Koko loves to eat bananas. There are piles of bananas, where piles[i] is the number of bananas in the i-th pile. Koko can decide her bananas-per-hour speed of k. Each hour, she chooses some pile of bananas, and eats k bananas from that pile. If the pile has less than k bananas, she eats all of them instead, and will not eat any more bananas during this hour.

Koko likes to eat slowly, but still wants to finish eating all the bananas before h hours.

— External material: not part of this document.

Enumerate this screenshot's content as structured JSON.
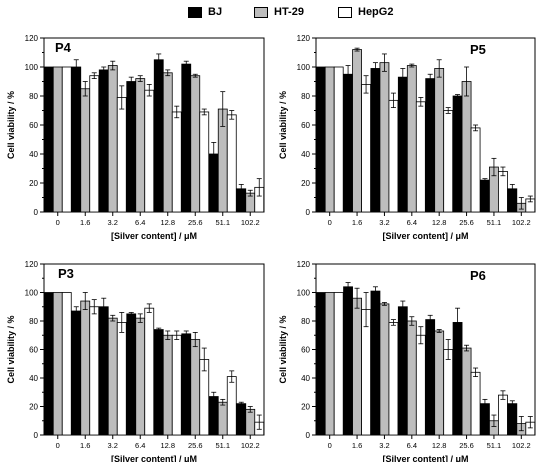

Return the minimum integer k such that she can eat all the bananas within h hours.

Example 1:

Input: piles = [3,6,7,11], h = 8 Output: 4

Explanation: Koko can eat all the bananas in 8 hours if her speed is 4:

• Hour 1: Eat 4 bananas from the first pile (3 + 1)
• Hour 2: Eat 4 bananas from the second pile (6)
• Hour 3: Eat 4 bananas from the third pile (7)
• Hour 4: Eat 4 bananas from the fourth pile (11) If her speed is less than 4, she will need more than 8 hours.

Example 2:

Input: piles = [30,11,23,4,20], h = 5 Output: 30

Explanation: Koko can eat all the bananas in 5 hours if her speed is 30. She can eat 30 bananas from the first pile in the first hour, etc.

Steps:

1. Define a function minEatingSpeed: This function takes the piles array and h as input.
2. Binary Search: The key is to realize that the minimum speed is 1 (eat one banana per hour) and the maximum speed is the largest pile size (eat all bananas in a pile in one hour). We can use binary search to efficiently find the minimum speed within this range.
3. Check Feasibility: In each iteration of the binary search, we calculate the total hours needed with the current speed k. We do this by iterating through the piles and calculating the ceiling of piles[i] / k (number of hours needed for each pile). If the total hours exceed h, we need a faster speed (increase the left bound of the search). Otherwise, we try a slower speed (decrease the right bound).
4. Return the minimum speed: The loop continues until left becomes equal to right, at which point left (or right) represents the minimum speed.

Explanation:

Binary search is used because the time required to eat all bananas is a monotonically decreasing function of the eating speed. If a speed k takes too long, then any speed less than k will also take too long. Conversely, if a speed k is fast enough, then any speed greater than k will also be fast enough. This monotonic property makes binary search an efficient approach.

Code:

import math

def minEatingSpeed(piles, h):
    left, right = 1, max(piles)  # Initialize the search space
    while left < right:
        mid = (left + right) // 2
        total_hours = sum(math.ceil(pile / mid) for pile in piles)
        if total_hours <= h:
            right = mid  # Try a slower speed
        else:
            left = mid + 1  # Need a faster speed
    return left  # left == right at the end

Complexity:

• Time Complexity: O(N log M), where N is the number of piles and M is the maximum number of bananas in a pile. The binary search takes O(log M) iterations, and each iteration involves iterating through the N piles.
• Space Complexity: O(1). The algorithm uses a constant amount of extra space.